A prison warden hung up the phone to the office of Gov. Charlie Crist, and gave the go-ahead.
Marek, who had testified that he was incapable of murder, lifted his head, smiled and mouthed a few words to an Episcopalian minister seated in the front row whom he'd met with earlier in the afternoon. He then uttered his final words.
Four minutes later, following the first injection, the warden tested Marek to verify that he had lost consciousness, brushing his hand across the condemned man's eyelashes.
Next came an injection to paralyze, followed by another to stop Marek's heart.
Marek — who was convicted of the first-degree murder of Adela Marie Simmons, a Barry University administrator, in 1983 — was pronounced dead at 6:33 p.m., 13 minutes after the first of the three injections entered his blood stream.
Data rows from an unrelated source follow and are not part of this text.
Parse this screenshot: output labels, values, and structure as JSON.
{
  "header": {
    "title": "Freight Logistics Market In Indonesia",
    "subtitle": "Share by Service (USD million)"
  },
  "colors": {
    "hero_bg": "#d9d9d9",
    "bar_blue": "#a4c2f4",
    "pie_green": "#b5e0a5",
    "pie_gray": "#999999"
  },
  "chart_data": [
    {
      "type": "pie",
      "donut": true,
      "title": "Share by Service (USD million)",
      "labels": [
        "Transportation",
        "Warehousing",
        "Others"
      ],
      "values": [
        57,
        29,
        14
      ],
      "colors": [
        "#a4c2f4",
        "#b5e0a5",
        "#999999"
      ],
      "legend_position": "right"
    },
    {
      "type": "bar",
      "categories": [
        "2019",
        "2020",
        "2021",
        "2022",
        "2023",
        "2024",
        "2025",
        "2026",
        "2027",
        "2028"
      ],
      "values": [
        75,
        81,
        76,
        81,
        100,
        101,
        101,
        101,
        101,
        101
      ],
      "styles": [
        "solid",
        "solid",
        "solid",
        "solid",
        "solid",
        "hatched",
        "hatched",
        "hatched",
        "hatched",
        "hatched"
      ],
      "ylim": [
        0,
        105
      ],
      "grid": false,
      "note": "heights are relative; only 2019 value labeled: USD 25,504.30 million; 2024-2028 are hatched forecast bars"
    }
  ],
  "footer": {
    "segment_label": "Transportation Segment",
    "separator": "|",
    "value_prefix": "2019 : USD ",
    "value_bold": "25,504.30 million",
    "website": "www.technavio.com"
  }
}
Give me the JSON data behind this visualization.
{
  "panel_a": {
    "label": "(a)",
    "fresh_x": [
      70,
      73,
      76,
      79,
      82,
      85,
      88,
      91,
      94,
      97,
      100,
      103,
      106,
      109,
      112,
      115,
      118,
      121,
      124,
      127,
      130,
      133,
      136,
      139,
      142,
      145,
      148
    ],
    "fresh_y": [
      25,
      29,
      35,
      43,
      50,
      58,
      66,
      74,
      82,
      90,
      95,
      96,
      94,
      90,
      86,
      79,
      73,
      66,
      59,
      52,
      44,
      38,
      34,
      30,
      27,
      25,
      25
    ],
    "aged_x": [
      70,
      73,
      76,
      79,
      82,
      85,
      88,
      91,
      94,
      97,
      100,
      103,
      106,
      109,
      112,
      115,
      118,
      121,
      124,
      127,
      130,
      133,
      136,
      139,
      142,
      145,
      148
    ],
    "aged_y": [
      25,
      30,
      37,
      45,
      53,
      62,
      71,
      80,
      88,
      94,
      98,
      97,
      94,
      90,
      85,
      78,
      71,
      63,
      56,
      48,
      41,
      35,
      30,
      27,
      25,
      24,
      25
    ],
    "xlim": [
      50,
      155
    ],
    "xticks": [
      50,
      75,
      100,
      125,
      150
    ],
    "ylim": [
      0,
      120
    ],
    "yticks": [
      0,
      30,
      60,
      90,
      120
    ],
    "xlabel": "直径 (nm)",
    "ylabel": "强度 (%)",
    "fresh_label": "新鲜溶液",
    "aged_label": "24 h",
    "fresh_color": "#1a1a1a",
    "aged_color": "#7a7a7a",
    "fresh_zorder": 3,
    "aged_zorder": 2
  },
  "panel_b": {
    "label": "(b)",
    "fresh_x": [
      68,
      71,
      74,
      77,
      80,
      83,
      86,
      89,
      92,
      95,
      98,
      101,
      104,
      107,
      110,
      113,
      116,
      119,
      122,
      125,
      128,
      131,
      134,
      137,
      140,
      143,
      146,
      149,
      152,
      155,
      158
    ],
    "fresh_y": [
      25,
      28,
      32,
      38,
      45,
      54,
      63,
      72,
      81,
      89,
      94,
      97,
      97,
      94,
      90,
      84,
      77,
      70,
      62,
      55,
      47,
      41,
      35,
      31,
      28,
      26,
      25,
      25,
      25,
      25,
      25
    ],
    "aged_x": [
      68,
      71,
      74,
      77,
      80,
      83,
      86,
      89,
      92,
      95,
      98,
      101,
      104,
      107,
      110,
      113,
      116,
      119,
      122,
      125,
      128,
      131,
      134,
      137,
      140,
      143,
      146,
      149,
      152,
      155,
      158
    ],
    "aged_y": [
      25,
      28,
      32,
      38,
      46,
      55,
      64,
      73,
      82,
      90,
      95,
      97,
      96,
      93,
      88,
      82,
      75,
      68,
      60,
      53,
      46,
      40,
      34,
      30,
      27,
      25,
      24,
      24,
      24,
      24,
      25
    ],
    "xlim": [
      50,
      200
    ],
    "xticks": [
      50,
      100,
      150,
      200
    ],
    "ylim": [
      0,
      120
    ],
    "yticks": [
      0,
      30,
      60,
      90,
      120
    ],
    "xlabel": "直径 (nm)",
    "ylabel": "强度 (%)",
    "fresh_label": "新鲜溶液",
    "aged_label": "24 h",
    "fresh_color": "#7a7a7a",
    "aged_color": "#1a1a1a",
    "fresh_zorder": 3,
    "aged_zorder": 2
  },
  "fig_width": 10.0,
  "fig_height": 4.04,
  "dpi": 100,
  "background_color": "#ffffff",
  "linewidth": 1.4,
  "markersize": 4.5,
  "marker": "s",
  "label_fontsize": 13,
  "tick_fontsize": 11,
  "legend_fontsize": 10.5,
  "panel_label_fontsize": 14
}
The nude, bruised, strangled and raped body of Simmons, 45, was found June 17, 1983. The night before she had left her best friend, Jean Trach, behind in her broken-down car on Florida's Turnpike in Martin County to take a ride with Marek and Raymond Wigley to get help.
Simmons' two daughters – Vivienne Yao, of Miami Shores, and Aileen Simmons Bantau, of Austin, Texas – did not attend the execution.
But Alan Bantau, a son-in-law Simmons never met, and Trach's son and daughter, Andrei and Tanya, watched Marek's last moments from center seats in the front row. Tanya Trach clasped hands with a victim's advocate.
After the execution, Bantau, 48, read remarks prepared by his wife and her sister.
He spoke of the grueling 25-year wait for justice and closure, and the desire to have Simmons remembered as the vibrant woman she was in life, rather than a victim defined by the grisly circumstances of her death.
"Nothing prepares you for losing someone you love in such a horrible manner," Bantau said.
A native of Yugoslavia, who fled to Venezuela at age 9 with her parents after World War II, Simmons was a petite lover of the beach, parties, golf, football, dance and movies. Easy to make friends, a lover of laughter, an ambitious traveler. A friend and a mother.
"I have no pity for the animal that was executed this evening," Andrei Trach, 48, said afterward. "He got off easy. He's with his maker and his maker's wrath. I pray God show no pity on his soul."
Filing legal appeals up until the last minute, Martin McClain, the Wilton Manors attorney who spent 21 years trying to spare Marek's life, did not attend the execution.
For his final meal, Marek was given, at his request, a bacon, lettuce and tomato sandwich with mayonnaise on wheat bread, onion rings, French fries, blueberries and strawberries with whipped cream, and a Dr Pepper.
His body was removed from the prison Wednesday in a white hearse. After an autopsy, it will be given to a friend for burial.